Still, Ms. Aleman said, “for a superintendent of an inner-city school district who has done nothing to promote equal representation [of Hispanics] within the teaching staff and the administrative entity,” the idea “would seem to be a move in the right direction.”

‘Win-Win’ Proposal?

Nationally, the superintendent’s proposed requirement drew sharply differing reactions from advocacy groups that have frequently clashed over bilingual-education issues.

James J. Lyons, executive director and legislative and policy counsel for the National Association for Bilingual Education, last week described the requirement as “a win-win proposal” for both the Hispanic and non-Hispanic communities, provided it does not get implemented at the expense of instruction in other languages.

“Dallas is taking the logical step of building on strength,” Mr. Lyons said. “There is a growing recognition that, if you want to teach a second language, you should build on the resources within the community.”

“When you’ve got large numbers of language-minority kids, those children can be a great resource to the English-monolingual child, and vice versa,” he said. “It’s not a two-way street. It’s a two-way fast-moving highway.”

But Yale Newman, director of research and communication for U.S. English, an organization that favors a constitutional amendment to make English the official language of the United States, accused the Dallas district of seeking to acknowledge Spanish as “a de facto official language” there.

“Saying that those who live in the the Dallas area must know Spanish to communicate is putting English on the same footing as any foreign language, which is absurd in our society,” Mr. Newman said.

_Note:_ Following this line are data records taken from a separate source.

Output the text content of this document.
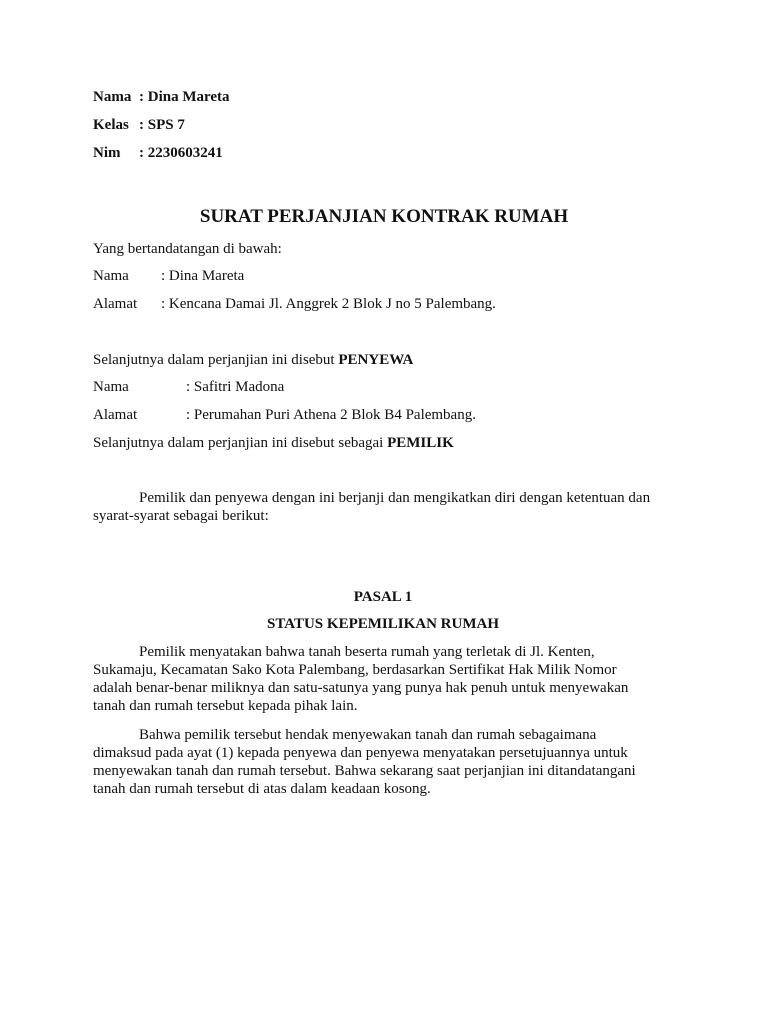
Nama : Dina Mareta
Kelas : SPS 7
Nim : 2230603241
SURAT PERJANJIAN KONTRAK RUMAH
Yang bertandatangan di bawah:
Nama : Dina Mareta
Alamat : Kencana Damai Jl. Anggrek 2 Blok J no 5 Palembang.
Selanjutnya dalam perjanjian ini disebut PENYEWA
Nama	: Safitri Madona
Alamat	: Perumahan Puri Athena 2 Blok B4 Palembang.
Selanjutnya dalam perjanjian ini disebut sebagai PEMILIK
Pemilik dan penyewa dengan ini berjanji dan mengikatkan diri dengan ketentuan dan
syarat-syarat sebagai berikut:
PASAL 1
STATUS KEPEMILIKAN RUMAH
Pemilik menyatakan bahwa tanah beserta rumah yang terletak di Jl. Kenten,
Sukamaju, Kecamatan Sako Kota Palembang, berdasarkan Sertifikat Hak Milik Nomor
adalah benar-benar miliknya dan satu-satunya yang punya hak penuh untuk menyewakan
tanah dan rumah tersebut kepada pihak lain.
Bahwa pemilik tersebut hendak menyewakan tanah dan rumah sebagaimana
dimaksud pada ayat (1) kepada penyewa dan penyewa menyatakan persetujuannya untuk
menyewakan tanah dan rumah tersebut. Bahwa sekarang saat perjanjian ini ditandatangani
tanah dan rumah tersebut di atas dalam keadaan kosong.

“If there is a requirement for foreign languages, it must be broad-based,” he said. “If [Dallas students] are going to participate in the American mainstream, they may one day find themselves in Boston or New York or wherever and may need to know a language other than Spanish.”

Few Language Requirements

Leaders of associations for teachers of languages, meanwhile, praised the superintendent’s plan to seek a foreign-language requirement, but echoed fears that a mandate for studying Spanish would be implemented at the expense of other language programs.

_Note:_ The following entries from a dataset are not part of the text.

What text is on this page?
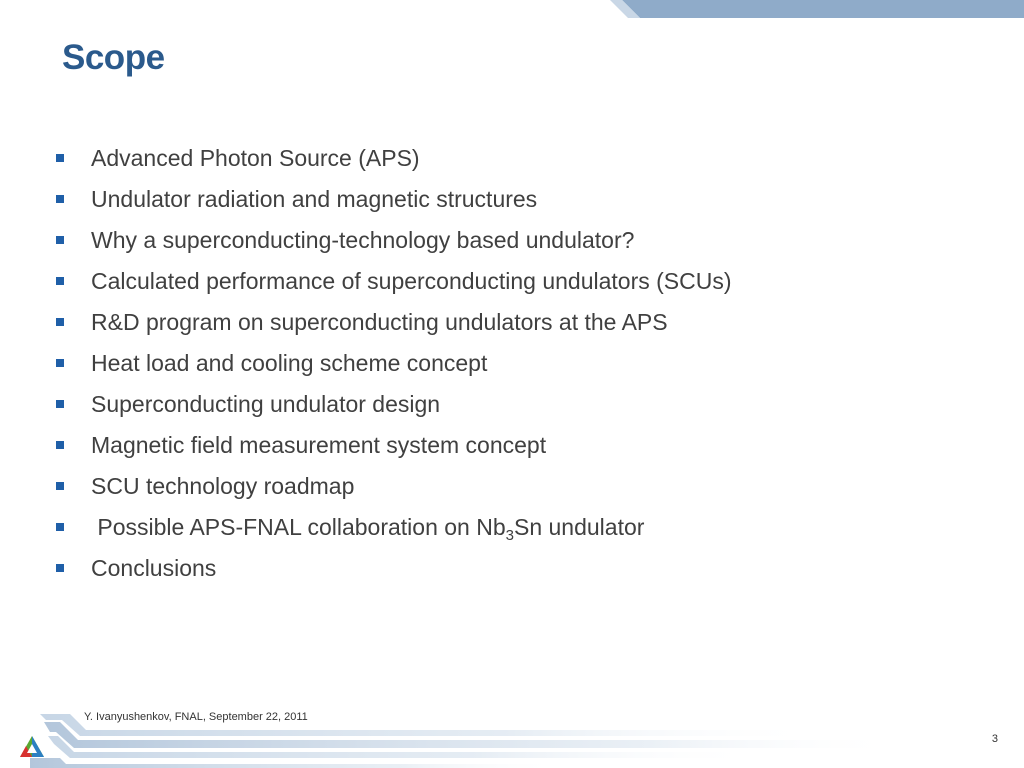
Scope
Advanced Photon Source (APS)
Undulator radiation and magnetic structures
Why a superconducting-technology based undulator?
Calculated performance of superconducting undulators (SCUs)
R&D program on superconducting undulators at the APS
Heat load and cooling scheme concept
Superconducting undulator design
Magnetic field measurement system concept
SCU technology roadmap
Possible APS-FNAL collaboration on $Nb_3Sn$ undulator
Conclusions
Y. Ivanyushenkov, FNAL, September 22, 2011
3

“I think it is unfortunate that Mr. Edwards is just focusing on one language instead of giving a large number of students a modicum of choice,” said Helene Zimmer-Loew, executive director of the American Association of Teachers of German and president of the Joint National Committee on Languages, an umbrella group of 32 foreign-language associations.

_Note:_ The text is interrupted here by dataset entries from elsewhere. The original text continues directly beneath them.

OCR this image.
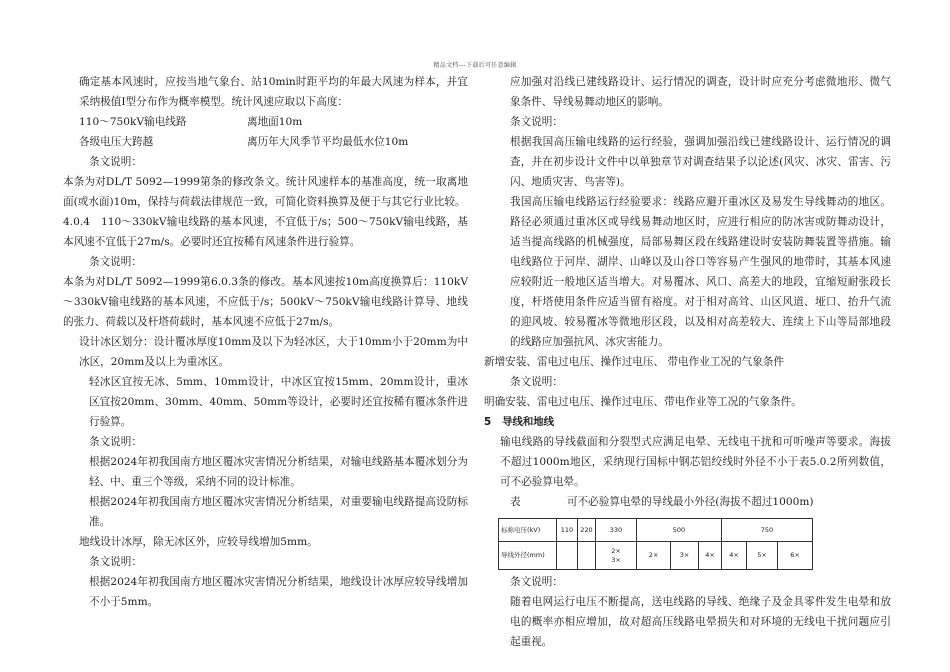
精品文档---下载后可任意编辑

确定基本风速时，应按当地气象台、站10min时距平均的年最大风速为样本，并宜采纳极值Ⅰ型分布作为概率模型。统计风速应取以下高度：

110～750kV输电线路	离地面10m
各级电压大跨越	离历年大风季节平均最低水位10m

条文说明：

本条为对DL/T 5092—1999第条的修改条文。统计风速样本的基准高度，统一取离地面(或水面)10m，保持与荷载法律规范一致，可简化资料换算及便于与其它行业比较。

4.0.4　110～330kV输电线路的基本风速，不宜低于/s；500～750kV输电线路，基本风速不宜低于27m/s。必要时还宜按稀有风速条件进行验算。

条文说明：

本条为对DL/T 5092—1999第6.0.3条的修改。基本风速按10m高度换算后：110kV～330kV输电线路的基本风速，不应低于/s；500kV～750kV输电线路计算导、地线的张力、荷载以及杆塔荷载时，基本风速不应低于27m/s。

设计冰区划分：设计覆冰厚度10mm及以下为轻冰区，大于10mm小于20mm为中冰区，20mm及以上为重冰区。

轻冰区宜按无冰、5mm、10mm设计，中冰区宜按15mm、20mm设计，重冰区宜按20mm、30mm、40mm、50mm等设计，必要时还宜按稀有覆冰条件进行验算。

条文说明：

根据2024年初我国南方地区覆冰灾害情况分析结果，对输电线路基本覆冰划分为轻、中、重三个等级，采纳不同的设计标准。

根据2024年初我国南方地区覆冰灾害情况分析结果，对重要输电线路提高设防标准。

地线设计冰厚，除无冰区外，应较导线增加5mm。

条文说明：

根据2024年初我国南方地区覆冰灾害情况分析结果，地线设计冰厚应较导线增加不小于5mm。

应加强对沿线已建线路设计、运行情况的调查，设计时应充分考虑微地形、微气象条件、导线易舞动地区的影响。

条文说明：

根据我国高压输电线路的运行经验，强调加强沿线已建线路设计、运行情况的调查，并在初步设计文件中以单独章节对调查结果予以论述(风灾、冰灾、雷害、污闪、地质灾害、鸟害等)。

我国高压输电线路运行经验要求：线路应避开重冰区及易发生导线舞动的地区。路径必须通过重冰区或导线易舞动地区时，应进行相应的防冰害或防舞动设计，适当提高线路的机械强度，局部易舞区段在线路建设时安装防舞装置等措施。输电线路位于河岸、湖岸、山峰以及山谷口等容易产生强风的地带时，其基本风速应较附近一般地区适当增大。对易覆冰、风口、高差大的地段，宜缩短耐张段长度，杆塔使用条件应适当留有裕度。对于相对高耸、山区风道、垭口、抬升气流的迎风坡、较易覆冰等微地形区段，以及相对高差较大、连续上下山等局部地段的线路应加强抗风、冰灾害能力。

新增安装、雷电过电压、操作过电压、 带电作业工况的气象条件

条文说明：

明确安装、雷电过电压、操作过电压、带电作业等工况的气象条件。

5 导线和地线

输电线路的导线截面和分裂型式应满足电晕、无线电干扰和可听噪声等要求。海拔不超过1000m地区，采纳现行国标中钢芯铝绞线时外径不小于表5.0.2所列数值，可不必验算电晕。

表	可不必验算电晕的导线最小外径(海拔不超过1000m)
标称电压(kV)	110	220	330	500			750		
导线外径(mm)			2×
3×	2×	3×	4×	4×	5×	6×

条文说明：

随着电网运行电压不断提高，送电线路的导线、绝缘子及金具零件发生电晕和放电的概率亦相应增加，故对超高压线路电晕损失和对环境的无线电干扰问题应引起重视。
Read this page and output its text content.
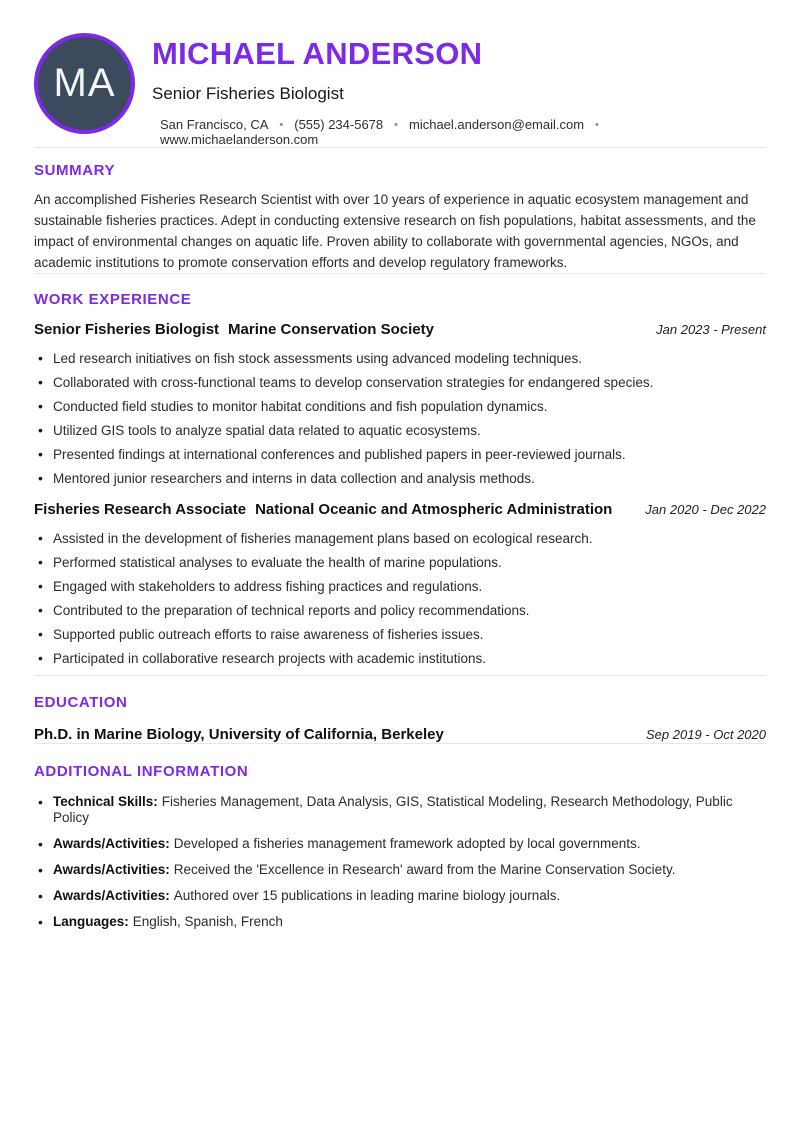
MA
MICHAEL ANDERSON
Senior Fisheries Biologist
San Francisco, CA • (555) 234-5678 • michael.anderson@email.com •
www.michaelanderson.com
SUMMARY

An accomplished Fisheries Research Scientist with over 10 years of experience in aquatic ecosystem management and sustainable fisheries practices. Adept in conducting extensive research on fish populations, habitat assessments, and the impact of environmental changes on aquatic life. Proven ability to collaborate with governmental agencies, NGOs, and academic institutions to promote conservation efforts and develop regulatory frameworks.

WORK EXPERIENCE
Senior Fisheries Biologist Marine Conservation Society	Jan 2023 - Present
• Led research initiatives on fish stock assessments using advanced modeling techniques.
• Collaborated with cross-functional teams to develop conservation strategies for endangered species.
• Conducted field studies to monitor habitat conditions and fish population dynamics.
• Utilized GIS tools to analyze spatial data related to aquatic ecosystems.
• Presented findings at international conferences and published papers in peer-reviewed journals.
• Mentored junior researchers and interns in data collection and analysis methods.
Fisheries Research Associate National Oceanic and Atmospheric Administration	Jan 2020 - Dec 2022
• Assisted in the development of fisheries management plans based on ecological research.
• Performed statistical analyses to evaluate the health of marine populations.
• Engaged with stakeholders to address fishing practices and regulations.
• Contributed to the preparation of technical reports and policy recommendations.
• Supported public outreach efforts to raise awareness of fisheries issues.
• Participated in collaborative research projects with academic institutions.
EDUCATION
Ph.D. in Marine Biology, University of California, Berkeley	Sep 2019 - Oct 2020
ADDITIONAL INFORMATION
• Technical Skills: Fisheries Management, Data Analysis, GIS, Statistical Modeling, Research Methodology, Public Policy
• Awards/Activities: Developed a fisheries management framework adopted by local governments.
• Awards/Activities: Received the 'Excellence in Research' award from the Marine Conservation Society.
• Awards/Activities: Authored over 15 publications in leading marine biology journals.
• Languages: English, Spanish, French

Jamie B. Draper, assistant director of the Joint National Committee, said most districts and states do not require instruction in any foreign language. She said that among the current mandates:

Louisiana requires elementary schools to provide instruction in a second language to pupils in grades 4 through 8, and North Carolina is in the process of developing a similar policy.

Fourteen states--California, Colorado, Delaware, Florida, Georgia, Louisiana, Maryland, Minnesota, Montana, Ohio, South Carolina, Tennessee, Utah, and Virginia--require credits in a foreign language for admission to a state college or university.

Credits in foreign-language instruction are required for graduation from high schools in New York City and the District of Columbia, and for graduation from the honors programs of high schools in Florida, Kentucky, Maryland, Tennessee, Texas, and Virginia.